BMS Field Theories and Weyl Anomaly

TL;DR

This work derives the Weyl (trace) anomaly for two-dimensional BMS-invariant (Carrollian) field theories living on null surfaces, showing the anomaly is controlled by the central charge $c_M$ and takes the form $\langle T^{\alpha}{}_{\alpha} \rangle_e = \frac{4\pi}{3} c_M \partial^2_{\sigma} \Omega$. By establishing Carrollian delta-function identities and Ward identities on both null plane and null cylinder backgrounds, the authors compute BMS stress-tensor OPEs and correlators, enabling a quantum-breaking of Weyl invariance in these non-Lorentzian theories. The nontrivial response of the partition function to Weyl transformations is captured by a Carrollian Liouville action, $S_{\text{cL}} = \frac{8\pi}{3} c_M \int d^2\sigma \, \partial_{\sigma} \Omega \partial_{\sigma} \Omega$, highlighting a distinct structure from relativistic Liouville theory. These results illuminate aspects of flat-space holography, tensionless-string limits, and the broader landscape of nonrelativistic/Carrollian anomalies, and point to future work including the $c_L\neq0$ case and holographic checks in 3d flat spacetimes.

Abstract

Two dimensional field theories with Bondi-Metzner-Sachs symmetry have been proposed as duals to asymptotically flat spacetimes in three dimensions.
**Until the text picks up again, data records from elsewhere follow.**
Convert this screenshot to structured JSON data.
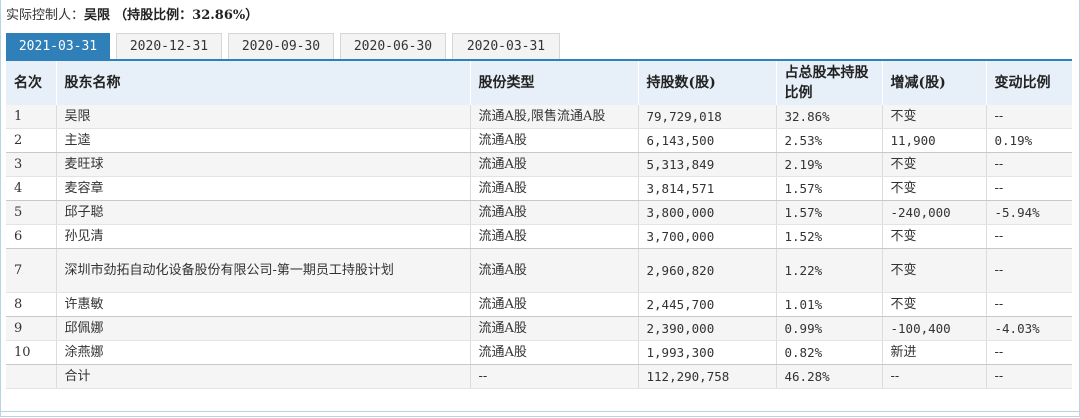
{
  "controller": {
    "label": "实际控制人：",
    "name": "吴限",
    "ratio_text": "（持股比例：32.86%）"
  },
  "tabs": [
    "2021-03-31",
    "2020-12-31",
    "2020-09-30",
    "2020-06-30",
    "2020-03-31"
  ],
  "active_tab": 0,
  "columns": [
    "名次",
    "股东名称",
    "股份类型",
    "持股数(股)",
    "占总股本持股比例",
    "增减(股)",
    "变动比例"
  ],
  "rows": [
    {
      "rank": "1",
      "name": "吴限",
      "type": "流通A股,限售流通A股",
      "shares": "79,729,018",
      "ratio": "32.86%",
      "change": "不变",
      "change_pct": "--"
    },
    {
      "rank": "2",
      "name": "主逵",
      "type": "流通A股",
      "shares": "6,143,500",
      "ratio": "2.53%",
      "change": "11,900",
      "change_pct": "0.19%"
    },
    {
      "rank": "3",
      "name": "麦旺球",
      "type": "流通A股",
      "shares": "5,313,849",
      "ratio": "2.19%",
      "change": "不变",
      "change_pct": "--"
    },
    {
      "rank": "4",
      "name": "麦容章",
      "type": "流通A股",
      "shares": "3,814,571",
      "ratio": "1.57%",
      "change": "不变",
      "change_pct": "--"
    },
    {
      "rank": "5",
      "name": "邱子聪",
      "type": "流通A股",
      "shares": "3,800,000",
      "ratio": "1.57%",
      "change": "-240,000",
      "change_pct": "-5.94%"
    },
    {
      "rank": "6",
      "name": "孙见清",
      "type": "流通A股",
      "shares": "3,700,000",
      "ratio": "1.52%",
      "change": "不变",
      "change_pct": "--"
    },
    {
      "rank": "7",
      "name": "深圳市劲拓自动化设备股份有限公司-第一期员工持股计划",
      "type": "流通A股",
      "shares": "2,960,820",
      "ratio": "1.22%",
      "change": "不变",
      "change_pct": "--"
    },
    {
      "rank": "8",
      "name": "许惠敏",
      "type": "流通A股",
      "shares": "2,445,700",
      "ratio": "1.01%",
      "change": "不变",
      "change_pct": "--"
    },
    {
      "rank": "9",
      "name": "邱佩娜",
      "type": "流通A股",
      "shares": "2,390,000",
      "ratio": "0.99%",
      "change": "-100,400",
      "change_pct": "-4.03%"
    },
    {
      "rank": "10",
      "name": "涂燕娜",
      "type": "流通A股",
      "shares": "1,993,300",
      "ratio": "0.82%",
      "change": "新进",
      "change_pct": "--"
    }
  ],
  "total": {
    "rank": "",
    "name": "合计",
    "type": "--",
    "shares": "112,290,758",
    "ratio": "46.28%",
    "change": "--",
    "change_pct": "--"
  },
  "colors": {
    "accent": "#2f7fb8",
    "header_bg": "#e7f0f8",
    "border": "#b7d3e4"
  }
}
These field theories are naturally defined on null surfaces and hence are conformal cousins of Carrollian theories, where the speed of light goes to zero. In this paper, we initiate an investigation of anomalies in these field theories. Specifically, we focus on the BMS equivalent of Weyl invariance and its breakdown in these field theories and derive an expression for Weyl anomaly. Considering the transformation of partition functions under this symmetry, we derive a Carrollian Liouville action different from ones obtained in the literature earlier.